SEAL BEACH (CBSLA.com) — Demonstrators protested at the Seal Beach Pier on Sunday against city officials who have approved the killing of coyotes in gas chambers.
The demonstration was organized by the group Empty Cages Los Angeles (ECLA) to protest against the “horrific treatment” of these animals and demand a humane and nonlethal plan to address the surge in coyote sightings.
According to members of the In Defense of Animals (IDA) organization, a pest-control company named Critter Busters was hired on Monday to catch coyotes in live traps and transfer them into mobile chambers filled with carbon dioxide.
“The city council’s eye for an eye coyote killing program is an ill-conceived overreaction,” said Anja Heister, IDA Director of the Wild and Free Habitats Campaign.
Members of IDA, an international animal protection organization based out of San Rafael, said the coyotes are likely to struggle for several minutes gasping for air before losing consciousness.
This practice has been outlawed for dogs and cats in 19 states, including California, according to IDA members.
“We are hoping to open a dialogue with the city of Seal Beach about a long-term, sustainable and non-lethal way of addressing the issues with the coyotes. We want to work towards creating a solution that is beneficial for the residents of Seal Beach, their animal companions and coyotes alike,” ECLA activist Shannen Maas told CBS2/KCAL9.
City officials said they approved the coyote-gassing after several residents recently complained that coyotes had killed their dogs.

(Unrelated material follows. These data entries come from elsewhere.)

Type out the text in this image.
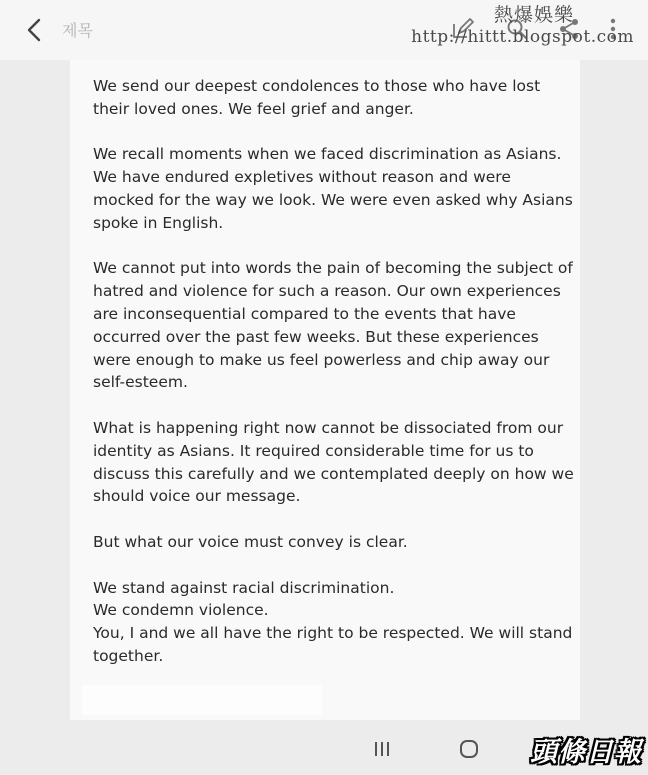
제목
熱爆娛樂
http://hittt.blogspot.com

We send our deepest condolences to those who have lost
their loved ones. We feel grief and anger.

We recall moments when we faced discrimination as Asians.
We have endured expletives without reason and were
mocked for the way we look. We were even asked why Asians
spoke in English.

We cannot put into words the pain of becoming the subject of
hatred and violence for such a reason. Our own experiences
are inconsequential compared to the events that have
occurred over the past few weeks. But these experiences
were enough to make us feel powerless and chip away our
self-esteem.

What is happening right now cannot be dissociated from our
identity as Asians. It required considerable time for us to
discuss this carefully and we contemplated deeply on how we
should voice our message.

But what our voice must convey is clear.

We stand against racial discrimination.
We condemn violence.
You, I and we all have the right to be respected. We will stand
together.

頭條日報
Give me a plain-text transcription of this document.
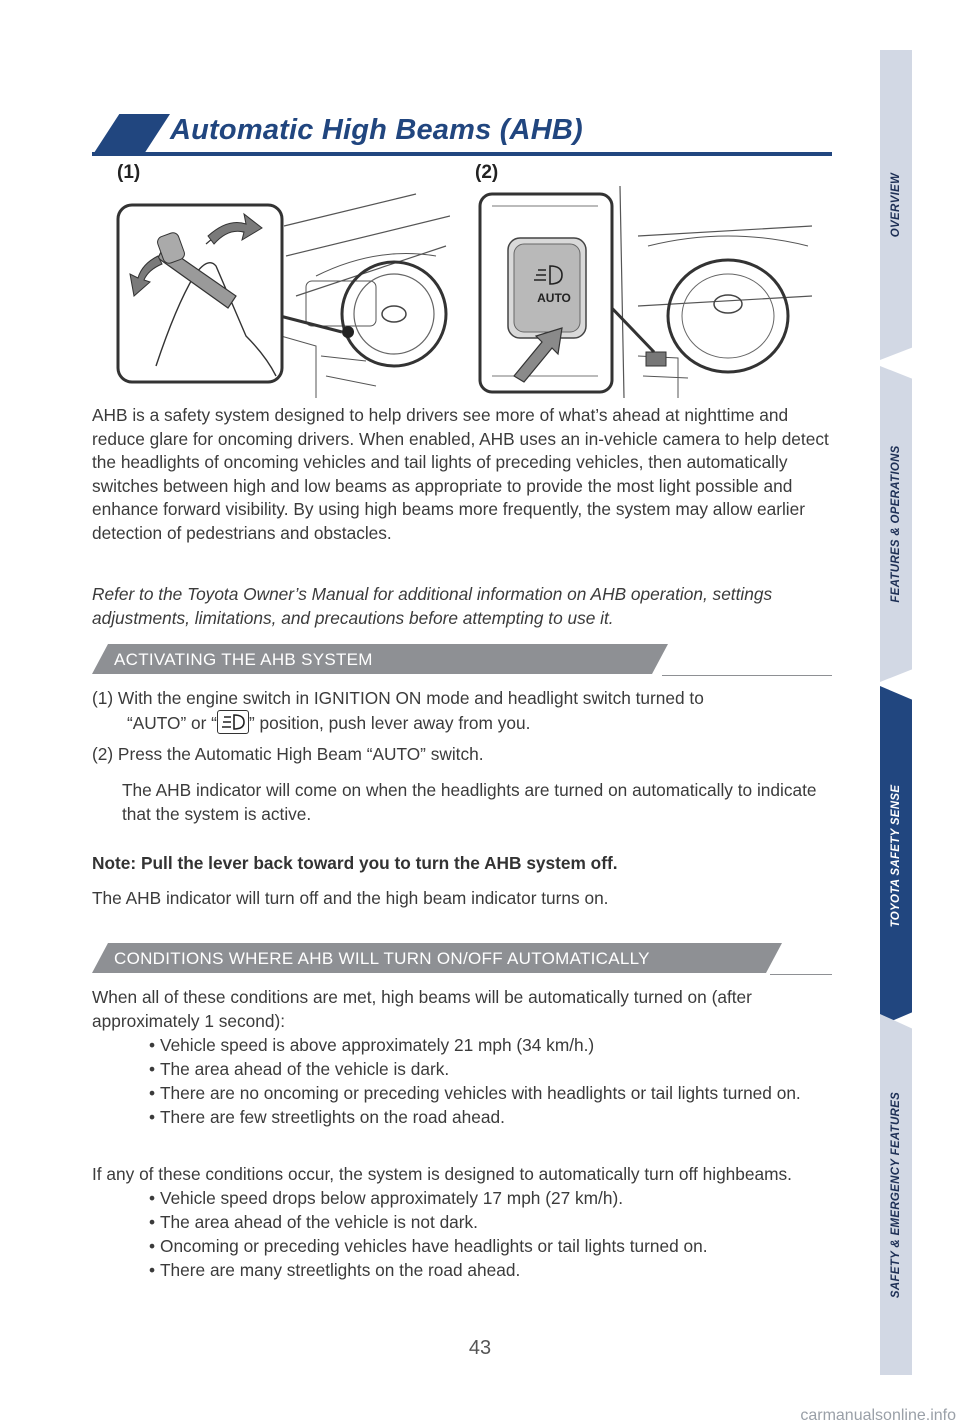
Automatic High Beams (AHB)
(1)	(2)
AUTO

AHB is a safety system designed to help drivers see more of what’s ahead at nighttime and reduce glare for oncoming drivers. When enabled, AHB uses an in-vehicle camera to help detect the headlights of oncoming vehicles and tail lights of preceding vehicles, then automatically switches between high and low beams as appropriate to provide the most light possible and enhance forward visibility. By using high beams more frequently, the system may allow earlier detection of pedestrians and obstacles.

Refer to the Toyota Owner’s Manual for additional information on AHB operation, settings adjustments, limitations, and precautions before attempting to use it.

ACTIVATING THE AHB SYSTEM
(1) With the engine switch in IGNITION ON mode and headlight switch turned to
“AUTO” or “ ” position, push lever away from you.
(2) Press the Automatic High Beam “AUTO” switch.
The AHB indicator will come on when the headlights are turned on automatically to indicate that the system is active.
Note: Pull the lever back toward you to turn the AHB system off.
The AHB indicator will turn off and the high beam indicator turns on.
CONDITIONS WHERE AHB WILL TURN ON/OFF AUTOMATICALLY
When all of these conditions are met, high beams will be automatically turned on (after approximately 1 second):
• Vehicle speed is above approximately 21 mph (34 km/h.)
• The area ahead of the vehicle is dark.
• There are no oncoming or preceding vehicles with headlights or tail lights turned on.
• There are few streetlights on the road ahead.
If any of these conditions occur, the system is designed to automatically turn off highbeams.
• Vehicle speed drops below approximately 17 mph (27 km/h).
• The area ahead of the vehicle is not dark.
• Oncoming or preceding vehicles have headlights or tail lights turned on.
• There are many streetlights on the road ahead.
43
OVERVIEW
FEATURES & OPERATIONS
TOYOTA SAFETY SENSE
SAFETY & EMERGENCY FEATURES
carmanualsonline.info
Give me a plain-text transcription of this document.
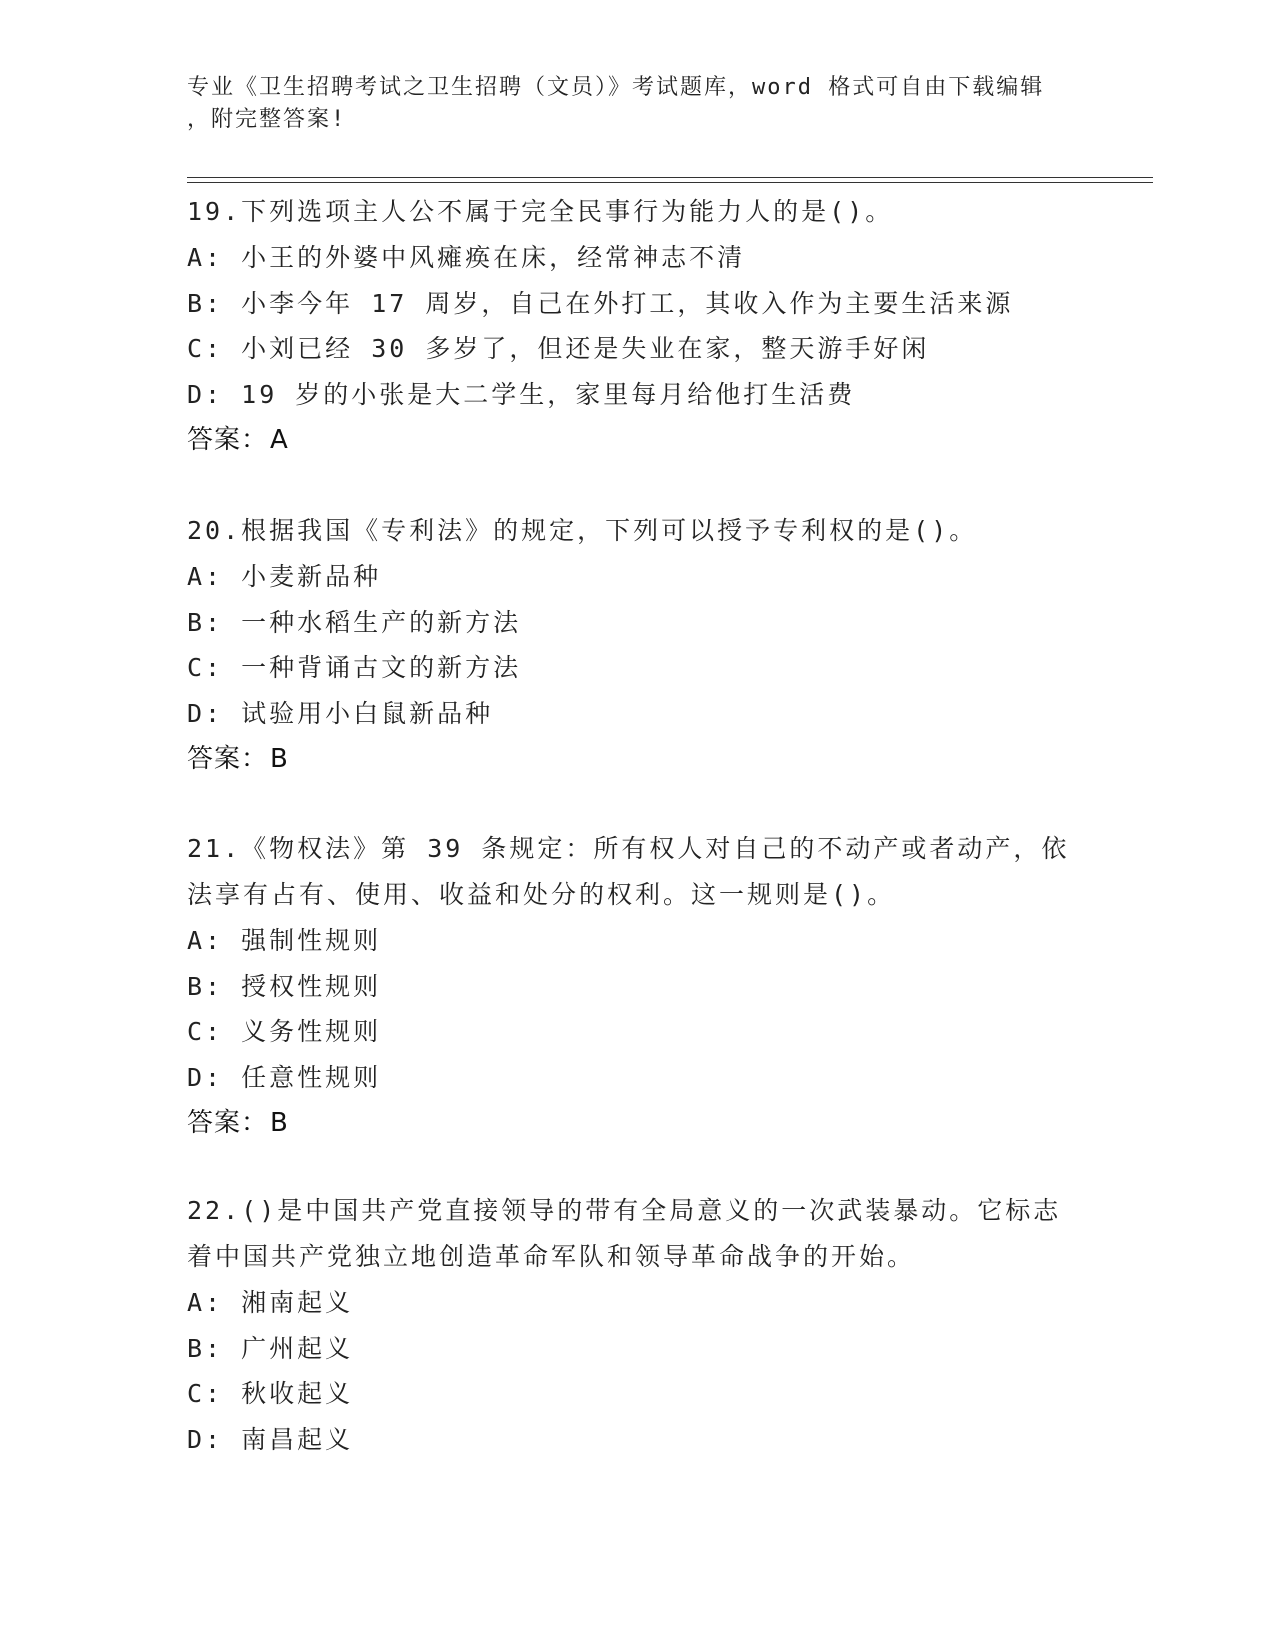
专业《卫生招聘考试之卫生招聘（文员）》考试题库，word 格式可自由下载编辑
，附完整答案!
19.下列选项主人公不属于完全民事行为能力人的是()。
A: 小王的外婆中风瘫痪在床，经常神志不清
B: 小李今年 17 周岁，自己在外打工，其收入作为主要生活来源
C: 小刘已经 30 多岁了，但还是失业在家，整天游手好闲
D: 19 岁的小张是大二学生，家里每月给他打生活费
答案：A
20.根据我国《专利法》的规定，下列可以授予专利权的是()。
A: 小麦新品种
B: 一种水稻生产的新方法
C: 一种背诵古文的新方法
D: 试验用小白鼠新品种
答案：B
21.《物权法》第 39 条规定：所有权人对自己的不动产或者动产，依
法享有占有、使用、收益和处分的权利。这一规则是()。
A: 强制性规则
B: 授权性规则
C: 义务性规则
D: 任意性规则
答案：B
22.()是中国共产党直接领导的带有全局意义的一次武装暴动。它标志
着中国共产党独立地创造革命军队和领导革命战争的开始。
A: 湘南起义
B: 广州起义
C: 秋收起义
D: 南昌起义
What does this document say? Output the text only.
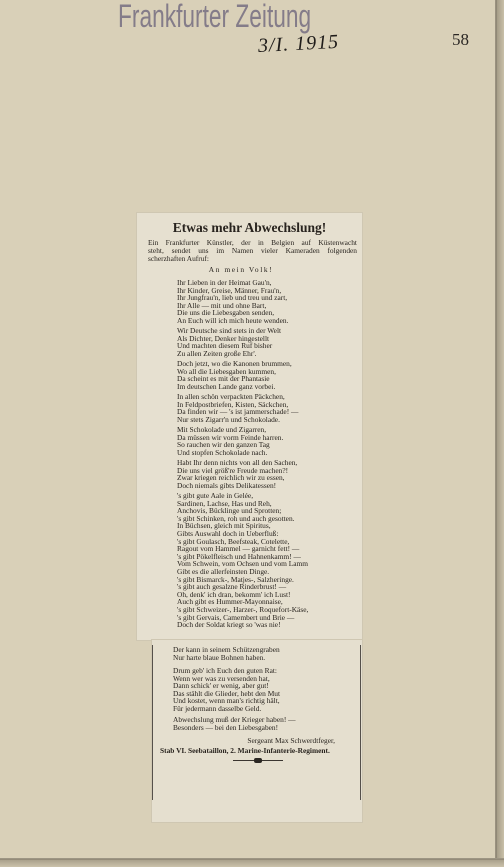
Frankfurter Zeitung
3/I. 1915	58
Etwas mehr Abwechslung!
Ein Frankfurter Künstler, der in Belgien auf Küstenwacht
steht, sendet uns im Namen vieler Kameraden folgenden
scherzhaften Aufruf:
An mein Volk!
Ihr Lieben in der Heimat Gau'n,
Ihr Kinder, Greise, Männer, Frau'n,
Ihr Jungfrau'n, lieb und treu und zart,
Ihr Alle — mit und ohne Bart,
Die uns die Liebesgaben senden,
An Euch will ich mich heute wenden.
Wir Deutsche sind stets in der Welt
Als Dichter, Denker hingestellt
Und machten diesem Ruf bisher
Zu allen Zeiten große Ehr'.
Doch jetzt, wo die Kanonen brummen,
Wo all die Liebesgaben kummen,
Da scheint es mit der Phantasie
Im deutschen Lande ganz vorbei.
In allen schön verpackten Päckchen,
In Feldpostbriefen, Kisten, Säckchen,
Da finden wir — 's ist jammerschade! —
Nur stets Zigarr'n und Schokolade.
Mit Schokolade und Zigarren,
Da müssen wir vorm Feinde harren.
So rauchen wir den ganzen Tag
Und stopfen Schokolade nach.
Habt Ihr denn nichts von all den Sachen,
Die uns viel größ're Freude machen?!
Zwar kriegen reichlich wir zu essen,
Doch niemals gibts Delikatessen!
's gibt gute Aale in Gelée,
Sardinen, Lachse, Has und Reh,
Anchovis, Bücklinge und Sprotten;
's gibt Schinken, roh und auch gesotten.
In Büchsen, gleich mit Spiritus,
Gibts Auswahl doch in Ueberfluß:
's gibt Goulasch, Beefsteak, Cotelette,
Ragout vom Hammel — garnicht fett! —
's gibt Pökelfleisch und Hahnenkamm! —
Vom Schwein, vom Ochsen und vom Lamm
Gibt es die allerfeinsten Dinge.
's gibt Bismarck-, Matjes-, Salzheringe.
's gibt auch gesalzne Rinderbrust! —
Oh, denk' ich dran, bekomm' ich Lust!
Auch gibt es Hummer-Mayonnaise,
's gibt Schweizer-, Harzer-, Roquefort-Käse,
's gibt Gervais, Camembert und Brie —
Doch der Soldat kriegt so 'was nie!
Der kann in seinem Schützengraben
Nur harte blaue Bohnen haben.
Drum geb' ich Euch den guten Rat:
Wenn wer was zu versenden hat,
Dann schick' er wenig, aber gut!
Das stählt die Glieder, hebt den Mut
Und kostet, wenn man's richtig hält,
Für jedermann dasselbe Geld.
Abwechslung muß der Krieger haben! —
Besonders — bei den Liebesgaben!
Sergeant Max Schwerdtfeger,
Stab VI. Seebataillon, 2. Marine-Infanterie-Regiment.
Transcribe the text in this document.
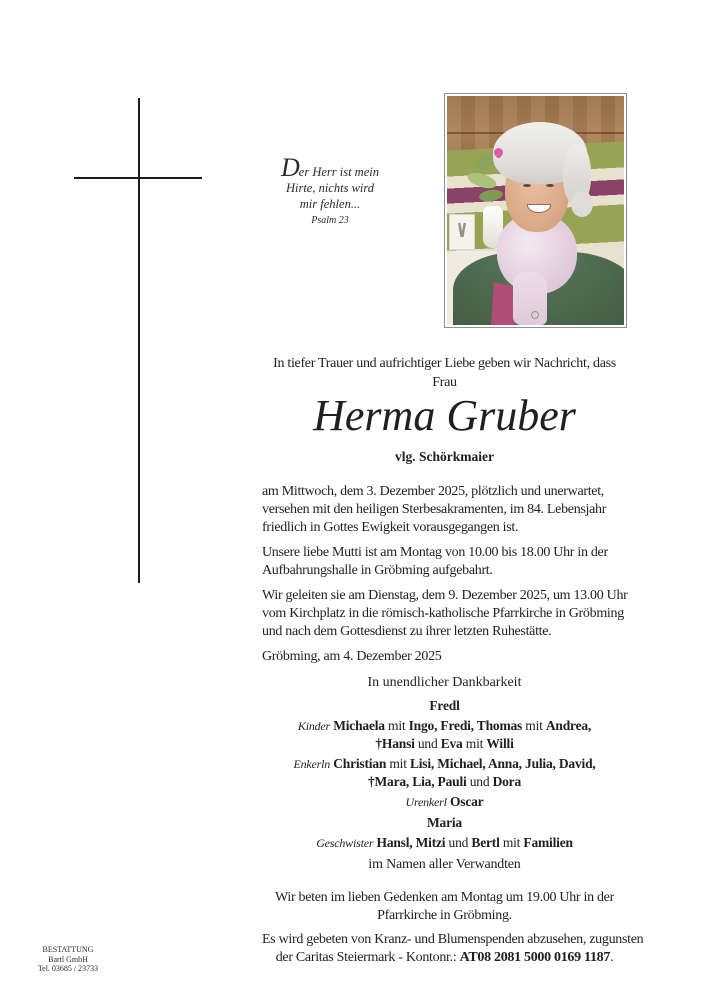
Der Herr ist mein
Hirte, nichts wird
mir fehlen...
Psalm 23
In tiefer Trauer und aufrichtiger Liebe geben wir Nachricht, dass
Frau
Herma Gruber
vlg. Schörkmaier

am Mittwoch, dem 3. Dezember 2025, plötzlich und unerwartet,
versehen mit den heiligen Sterbesakramenten, im 84. Lebensjahr
friedlich in Gottes Ewigkeit vorausgegangen ist.

Unsere liebe Mutti ist am Montag von 10.00 bis 18.00 Uhr in der
Aufbahrungshalle in Gröbming aufgebahrt.

Wir geleiten sie am Dienstag, dem 9. Dezember 2025, um 13.00 Uhr
vom Kirchplatz in die römisch-katholische Pfarrkirche in Gröbming
und nach dem Gottesdienst zu ihrer letzten Ruhestätte.

Gröbming, am 4. Dezember 2025

In unendlicher Dankbarkeit
Fredl
Kinder Michaela mit Ingo, Fredi, Thomas mit Andrea,
†Hansi und Eva mit Willi
Enkerln Christian mit Lisi, Michael, Anna, Julia, David,
†Mara, Lia, Pauli und Dora
Urenkerl Oscar
Maria
Geschwister Hansl, Mitzi und Bertl mit Familien
im Namen aller Verwandten
Wir beten im lieben Gedenken am Montag um 19.00 Uhr in der
Pfarrkirche in Gröbming.
Es wird gebeten von Kranz- und Blumenspenden abzusehen, zugunsten
der Caritas Steiermark - Kontonr.: AT08 2081 5000 0169 1187.
BESTATTUNG
Bartl GmbH
Tel. 03685 / 23733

Authorities said residents have seen a jump in coyote sightings, some even in broad daylight, since Aug. 20.
Residents organized a town meeting on Sept. 10 to discuss the issue and experts suggested the drought might be the reason coyotes were infiltrating their community. They said the animals were getting so brazen and aggressive that many are afraid to walk alone at night.
On the Facebook page Coyotes Are A Problem For Seal Beach a resident uploaded video of a Chihuahua mix named “Trixie” being attacked by a coyote. Seconds later, Trixie’s friend a Rottweiler named “Happy,” arrives on scene to run off the coyote, saving Trixie’s life.
“I’ve been here five years, and I used to be able to walk at night with my dog,” resident Kathe Ballestrari said. “Now, I can’t. Every bush, I’m afraid of. There could be a coyote behind every bush. I’m carrying an air horn, I have a whistle, I have a stick.”
Officials said the animals the scarcity of food and water may be driving the animals into more-populated areas.
“Their plan fails to take into account reckless human behavior, including people leaving food sources outside and residents apparently feeding coyotes,” Heister said. “Eliminate the reasons the coyotes are coming into town and the coyotes won’t be an issue.”